Acid-Induced Gelation of Enzymatically Modified, Preheated Whey Proteins

Abstract

Low-pH whey protein gels are formulated using a sequential protocol of heat treatment, enzyme incubation, and cold-set acidification. The heat-induced disulfide and enzyme-catalyzed epsilon-(gamma-glutamyl)lysine linkages, both at neutral pH, produce a polymerized protein solution. The molecular weights of these samples show an exponential increase with protein concentration. The additional enzyme-catalyzed cross-links cause little change in molecular weight from that of heat-treated samples at low protein concentrations, indicating predominant intramolecular cross-linking. Enzyme treatment at higher protein concentration however causes increase in molecular weight, possibly due to formation of intermolecular cross-links.
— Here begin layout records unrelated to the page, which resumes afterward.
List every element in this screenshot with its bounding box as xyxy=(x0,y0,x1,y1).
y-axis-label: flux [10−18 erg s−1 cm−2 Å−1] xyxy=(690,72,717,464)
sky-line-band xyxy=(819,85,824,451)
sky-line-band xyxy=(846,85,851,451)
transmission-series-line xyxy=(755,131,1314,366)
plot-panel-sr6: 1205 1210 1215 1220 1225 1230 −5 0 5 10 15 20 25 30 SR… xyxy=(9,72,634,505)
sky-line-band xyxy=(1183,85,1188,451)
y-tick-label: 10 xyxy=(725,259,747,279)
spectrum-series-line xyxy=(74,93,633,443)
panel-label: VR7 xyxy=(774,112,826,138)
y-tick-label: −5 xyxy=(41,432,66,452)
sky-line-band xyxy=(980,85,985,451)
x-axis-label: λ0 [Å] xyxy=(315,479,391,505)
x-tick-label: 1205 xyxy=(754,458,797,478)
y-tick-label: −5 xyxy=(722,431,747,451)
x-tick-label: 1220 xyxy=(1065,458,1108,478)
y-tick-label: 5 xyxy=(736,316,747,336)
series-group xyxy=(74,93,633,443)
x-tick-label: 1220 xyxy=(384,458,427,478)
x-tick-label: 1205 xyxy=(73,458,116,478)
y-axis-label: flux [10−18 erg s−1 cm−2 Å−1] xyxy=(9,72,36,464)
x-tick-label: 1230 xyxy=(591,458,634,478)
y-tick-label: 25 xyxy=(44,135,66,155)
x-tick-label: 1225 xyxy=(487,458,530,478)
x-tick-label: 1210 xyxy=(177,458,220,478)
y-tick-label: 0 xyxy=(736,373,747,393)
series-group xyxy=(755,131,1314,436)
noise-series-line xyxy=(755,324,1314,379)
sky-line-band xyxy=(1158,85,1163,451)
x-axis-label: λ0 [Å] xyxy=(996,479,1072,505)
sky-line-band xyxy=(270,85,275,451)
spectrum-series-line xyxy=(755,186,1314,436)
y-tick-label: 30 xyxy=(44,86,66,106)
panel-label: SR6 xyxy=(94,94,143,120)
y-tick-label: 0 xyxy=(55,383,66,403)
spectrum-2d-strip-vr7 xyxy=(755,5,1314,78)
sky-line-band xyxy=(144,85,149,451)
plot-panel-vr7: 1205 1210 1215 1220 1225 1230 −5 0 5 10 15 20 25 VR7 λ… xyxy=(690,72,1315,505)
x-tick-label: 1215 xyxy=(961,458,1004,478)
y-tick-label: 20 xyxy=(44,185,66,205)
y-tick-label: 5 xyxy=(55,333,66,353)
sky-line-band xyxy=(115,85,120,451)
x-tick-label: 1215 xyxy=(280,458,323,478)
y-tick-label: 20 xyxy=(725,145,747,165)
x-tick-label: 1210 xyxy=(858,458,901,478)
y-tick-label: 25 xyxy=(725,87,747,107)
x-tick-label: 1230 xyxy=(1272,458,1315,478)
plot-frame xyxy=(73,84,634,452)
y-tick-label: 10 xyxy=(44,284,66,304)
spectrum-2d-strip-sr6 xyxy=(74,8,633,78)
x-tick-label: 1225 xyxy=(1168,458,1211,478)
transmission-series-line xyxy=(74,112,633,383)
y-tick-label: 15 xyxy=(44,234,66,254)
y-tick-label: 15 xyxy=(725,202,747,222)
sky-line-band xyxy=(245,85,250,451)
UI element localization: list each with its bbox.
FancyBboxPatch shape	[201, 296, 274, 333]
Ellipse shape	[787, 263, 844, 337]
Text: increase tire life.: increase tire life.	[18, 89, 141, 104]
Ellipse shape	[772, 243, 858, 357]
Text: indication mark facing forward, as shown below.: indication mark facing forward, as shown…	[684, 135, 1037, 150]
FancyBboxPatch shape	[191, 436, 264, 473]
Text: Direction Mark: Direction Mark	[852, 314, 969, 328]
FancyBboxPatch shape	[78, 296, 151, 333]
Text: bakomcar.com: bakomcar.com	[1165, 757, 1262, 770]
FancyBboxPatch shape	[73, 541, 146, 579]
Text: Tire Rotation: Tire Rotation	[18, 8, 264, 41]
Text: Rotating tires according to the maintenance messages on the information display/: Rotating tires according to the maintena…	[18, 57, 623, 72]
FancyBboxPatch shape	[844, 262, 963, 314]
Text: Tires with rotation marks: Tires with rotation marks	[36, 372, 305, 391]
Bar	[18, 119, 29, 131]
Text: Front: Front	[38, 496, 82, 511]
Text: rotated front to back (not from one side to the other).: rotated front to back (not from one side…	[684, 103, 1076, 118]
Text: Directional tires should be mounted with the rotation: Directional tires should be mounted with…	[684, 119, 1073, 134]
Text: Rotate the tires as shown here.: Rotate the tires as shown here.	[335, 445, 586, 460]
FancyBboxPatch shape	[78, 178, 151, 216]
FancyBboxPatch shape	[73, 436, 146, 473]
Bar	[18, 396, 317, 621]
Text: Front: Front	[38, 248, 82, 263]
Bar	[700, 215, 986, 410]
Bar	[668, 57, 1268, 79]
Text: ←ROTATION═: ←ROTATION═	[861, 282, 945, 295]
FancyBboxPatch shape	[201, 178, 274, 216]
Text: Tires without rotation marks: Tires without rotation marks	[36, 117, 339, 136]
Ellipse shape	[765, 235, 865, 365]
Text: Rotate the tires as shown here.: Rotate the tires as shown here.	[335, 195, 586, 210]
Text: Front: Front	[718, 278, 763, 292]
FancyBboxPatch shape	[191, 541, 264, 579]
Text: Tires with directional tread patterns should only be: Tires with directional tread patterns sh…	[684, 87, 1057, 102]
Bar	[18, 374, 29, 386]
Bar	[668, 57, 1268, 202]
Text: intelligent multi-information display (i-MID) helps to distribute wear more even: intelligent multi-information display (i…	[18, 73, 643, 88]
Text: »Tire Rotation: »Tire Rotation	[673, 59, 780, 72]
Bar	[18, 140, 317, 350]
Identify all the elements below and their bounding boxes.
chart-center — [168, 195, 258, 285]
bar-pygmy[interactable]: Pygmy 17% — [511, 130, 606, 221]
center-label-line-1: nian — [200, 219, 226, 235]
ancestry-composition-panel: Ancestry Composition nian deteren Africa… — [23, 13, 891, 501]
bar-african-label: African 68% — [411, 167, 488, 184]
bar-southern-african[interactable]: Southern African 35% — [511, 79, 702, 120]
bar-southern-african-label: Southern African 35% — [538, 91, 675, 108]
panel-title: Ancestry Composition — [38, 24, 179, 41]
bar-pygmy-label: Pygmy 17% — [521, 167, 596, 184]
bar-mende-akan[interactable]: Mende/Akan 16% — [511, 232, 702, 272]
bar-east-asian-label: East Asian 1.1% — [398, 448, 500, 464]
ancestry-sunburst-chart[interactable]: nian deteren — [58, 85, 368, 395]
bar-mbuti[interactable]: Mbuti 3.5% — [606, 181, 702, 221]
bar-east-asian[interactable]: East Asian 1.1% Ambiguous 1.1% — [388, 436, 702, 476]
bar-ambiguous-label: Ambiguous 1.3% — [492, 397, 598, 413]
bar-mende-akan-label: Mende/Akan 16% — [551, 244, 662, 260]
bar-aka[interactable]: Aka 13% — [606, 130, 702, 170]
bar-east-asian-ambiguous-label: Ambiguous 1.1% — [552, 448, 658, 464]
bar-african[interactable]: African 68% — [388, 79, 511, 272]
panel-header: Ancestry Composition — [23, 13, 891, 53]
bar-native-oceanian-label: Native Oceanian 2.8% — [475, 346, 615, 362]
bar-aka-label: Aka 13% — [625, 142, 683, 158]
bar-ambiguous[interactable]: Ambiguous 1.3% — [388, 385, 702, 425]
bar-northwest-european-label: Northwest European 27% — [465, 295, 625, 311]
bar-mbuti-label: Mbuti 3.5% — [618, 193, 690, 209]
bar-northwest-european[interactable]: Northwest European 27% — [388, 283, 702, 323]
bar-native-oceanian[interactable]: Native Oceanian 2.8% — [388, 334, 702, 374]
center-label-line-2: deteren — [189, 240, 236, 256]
Acidification of the polymerized protein solutions through glucono-delta-lactone acid leads to gel formation at pH 4. The elastic (G') and viscous (G' ') moduli of gels with and without enzyme treatment show similar frequency dependence, indicating comparable microstructures, consistent with all samples exhibiting similar fractal dimensions of approximately 2 obtained independently using rheology and confocal microscopy. A substantial increase in fracture strain and stress of the gel is achieved by enzyme treatment. However, the elastic modulus (G') is only slightly larger after enzyme treatment compared with heat-treated samples. These results indicate that factors responsible for fracture properties may not be apparent in the gel microstructure and linear viscoelastic properties.